Le visage de Queems se contracta encore davantage. Il avait l’air de quelqu’un qui vient d’avaler une arête de poisson.

— Nous reparlerons de cela plus tard. Allez faire vos valises. Je parlerai à Baedecker. Voulez-vous que je vous réserve une place d’avion ?

— Non, merci, monsieur, je le ferai moi-même.

Ils se serrèrent la main par-dessus le bureau.

Hallorann eut toutes les peines du monde à garder son sérieux tant qu’il ne fut pas arrivé au quartier général des employés. Là il s’esclaffa jusqu’à pleurer de rire. Il s’essuyait les yeux quand il sentit à nouveau le parfum d’orange, si fort cette fois-ci qu’il en fut incommodé. Un nouvel appel fulgurant l’atteignit en plein cerveau et le projeta en arrière contre le mur de stuc rose.

(S’IL TE PLAÎT DICK, VIENS VITE !)

Il mit un moment à reprendre ses esprits, puis, dès qu’il s’en sentit la force, il grimpa l’escalier extérieur qui montait à son appartement. Quand il se baissa pour prendre la clef qu’il cachait sous le paillasson de roseaux tressés, quelque chose tomba de la poche de sa veste et heurta avec un bruit mat les lattes du parquet. Encore sous le choc du message qu’il venait de recevoir, il resta un moment sans comprendre ce que contenait cette enveloppe bleue.

Quand il la ramassa, le lacis arachnéen du mot TESTAMENT lui sauta aux yeux.

Oh ! mon Dieu, c’est donc ça qui m’attend ?

Il n’en savait rien au juste, mais ce n’était pas impossible. Depuis une semaine, la pensée de sa propre disparition le hantait comme — eh bien — comme une…

Vas-y, dis-le !

Eh bien, comme une prémonition.

La mort ? Dans un éclair, il crut saisir le sens de sa vie, non pas sa chronologie, ni les hauts ni les bas, mais ce qu’elle représentait pour lui maintenant. Martin Luther King, peu avant qu’une balle ne l’expédiât dans sa tombe de martyr, avait dit qu’il était parvenu au sommet de la montagne. Dick ne pouvait pas en dire autant, mais il avait tout de même atteint, après des années de lutte, un plateau ensoleillé. Il avait de bons amis et toutes les références qu’il fallait pour trouver du boulot quand il le voulait. Quand il avait envie de baiser, il savait où aller. C’était à la bonne franquette, sans qu’on lui pose de questions et sans qu’on se casse la nénette pour savoir ce que tout ça voulait dire. Il avait accepté sa peau noire et il en était heureux. Il avait plus de soixante ans et il pouvait enfin se laisser vivre.

Allait-il risquer de mettre fin à tout ça pour sauver trois Blancs qu’il ne connaissait même pas ?

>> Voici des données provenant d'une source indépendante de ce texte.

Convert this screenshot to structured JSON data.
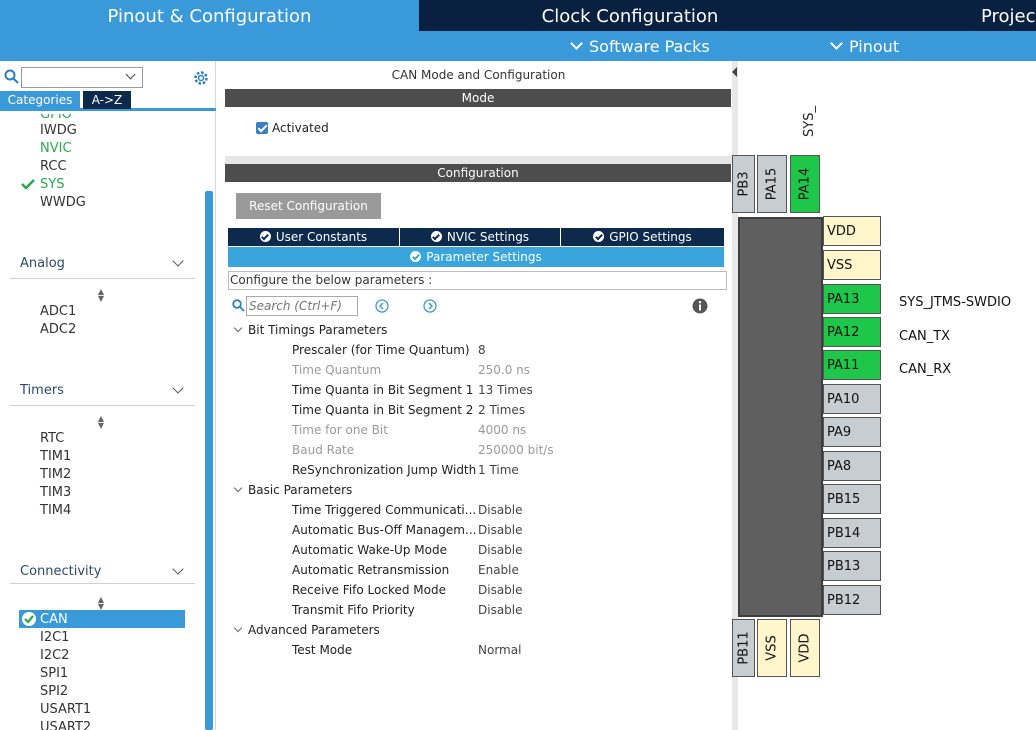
{
  "tabs": {
    "pinout": "Pinout & Configuration",
    "clock": "Clock Configuration",
    "project": "Projec"
  },
  "subbar": {
    "software_packs": "Software Packs",
    "pinout": "Pinout"
  },
  "left": {
    "search": {
      "value": ""
    },
    "cat_tabs": {
      "categories": "Categories",
      "az": "A->Z"
    },
    "system_items": [
      "IWDG",
      "NVIC",
      "RCC",
      "SYS",
      "WWDG"
    ],
    "system_item_colors": [
      "#333333",
      "#2aa84a",
      "#333333",
      "#2aa84a",
      "#333333"
    ],
    "analog": {
      "title": "Analog",
      "items": [
        "ADC1",
        "ADC2"
      ]
    },
    "timers": {
      "title": "Timers",
      "items": [
        "RTC",
        "TIM1",
        "TIM2",
        "TIM3",
        "TIM4"
      ]
    },
    "connectivity": {
      "title": "Connectivity",
      "items": [
        "CAN",
        "I2C1",
        "I2C2",
        "SPI1",
        "SPI2",
        "USART1",
        "USART2"
      ]
    }
  },
  "mid": {
    "title": "CAN Mode and Configuration",
    "mode_bar": "Mode",
    "activated": "Activated",
    "config_bar": "Configuration",
    "reset_button": "Reset Configuration",
    "param_tabs": [
      "User Constants",
      "NVIC Settings",
      "GPIO Settings"
    ],
    "active_tab": "Parameter Settings",
    "configure_text": "Configure the below parameters :",
    "search_placeholder": "Search (Ctrl+F)",
    "sections": {
      "bit_timings": "Bit Timings Parameters",
      "basic": "Basic Parameters",
      "advanced": "Advanced Parameters"
    },
    "bit_timings": [
      {
        "name": "Prescaler (for Time Quantum)",
        "value": "8"
      },
      {
        "name": "Time Quantum",
        "value": "250.0 ns"
      },
      {
        "name": "Time Quanta in Bit Segment 1",
        "value": "13 Times"
      },
      {
        "name": "Time Quanta in Bit Segment 2",
        "value": "2 Times"
      },
      {
        "name": "Time for one Bit",
        "value": "4000 ns"
      },
      {
        "name": "Baud Rate",
        "value": "250000 bit/s"
      },
      {
        "name": "ReSynchronization Jump Width",
        "value": "1 Time"
      }
    ],
    "basic": [
      {
        "name": "Time Triggered Communicati...",
        "value": "Disable"
      },
      {
        "name": "Automatic Bus-Off Managem...",
        "value": "Disable"
      },
      {
        "name": "Automatic Wake-Up Mode",
        "value": "Disable"
      },
      {
        "name": "Automatic Retransmission",
        "value": "Enable"
      },
      {
        "name": "Receive Fifo Locked Mode",
        "value": "Disable"
      },
      {
        "name": "Transmit Fifo Priority",
        "value": "Disable"
      }
    ],
    "advanced": [
      {
        "name": "Test Mode",
        "value": "Normal"
      }
    ]
  },
  "chip": {
    "top_label": "SYS_",
    "top_pins": [
      "PB3",
      "PA15",
      "PA14"
    ],
    "right_pins": [
      "VDD",
      "VSS",
      "PA13",
      "PA12",
      "PA11",
      "PA10",
      "PA9",
      "PA8",
      "PB15",
      "PB14",
      "PB13",
      "PB12"
    ],
    "signals": {
      "PA13": "SYS_JTMS-SWDIO",
      "PA12": "CAN_TX",
      "PA11": "CAN_RX"
    },
    "bottom_pins": [
      "PB11",
      "VSS",
      "VDD"
    ]
  },
  "colors": {
    "accent": "#3a9ad9",
    "dark_nav": "#0a2040",
    "pin_green": "#1ec74a",
    "pin_power": "#fff6cc",
    "pin_gray": "#c8cdd2"
  }
}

Mais ce n’était pas tout à fait vrai, du moins pas en ce qui concernait l’enfant. Il y avait eu d’emblée entre eux une complicité profonde, celle de très vieux amis. Ils s’étaient compris instinctivement parce que, sans l’avoir voulu, ni rien fait pour cela, ils possédaient tous deux ce don qui leur permettait de voir clair là où les autres voyaient trouble ou ne voyaient pas du tout. Ils avaient une sorte de phare dans la tête.

Non, le phare, c’est lui qui l’a. Toi, tu n’as qu’une torche électrique.

Et, maintenant qu’il sentait l’enfant en danger, il ne pouvait pas lui tourner le dos. Le fait qu’il fût blanc n’y changeait rien. Quand ils avaient bavardé ensemble, sans avoir recours à la parole, la différence de couleur n’avait pas compté. Alors il irait dans le Colorado et il ferait tout ce qu’il pourrait pour sauver l’enfant, car, sinon, il savait qu’il mourrait et qu’il le sentirait mourir dans sa tête.

Il boirait la coupe jusqu’à la lie, mais, comme il n’avait rien d’un surhomme, il ne put s’empêcher de la trouver amère.

(Elle s’était levée et s’était mise à le poursuivre.)

Il était en train de jeter pêle-mêle des vêtements de rechange dans son sac de voyage quand le vieux souvenir resurgit, le clouant sur place comme il le faisait toujours. Aussi essayait-il d’y penser le moins possible.

La femme de ménage, Dolores Vickery, dans un état hystérique, en avait parlé aux autres femmes de ménage et, pis encore, à des clients. Quand Ullman l’avait appris — et cette idiote aurait dû prévoir qu’il l’apprendrait tôt ou tard — il l’avait mise à la porte sur-le-champ. En larmes, elle était venue trouver Hallorann, bouleversée non pas tant par la perte de son job, mais par l’horreur de ce qu’elle avait vu dans cette chambre du deuxième étage.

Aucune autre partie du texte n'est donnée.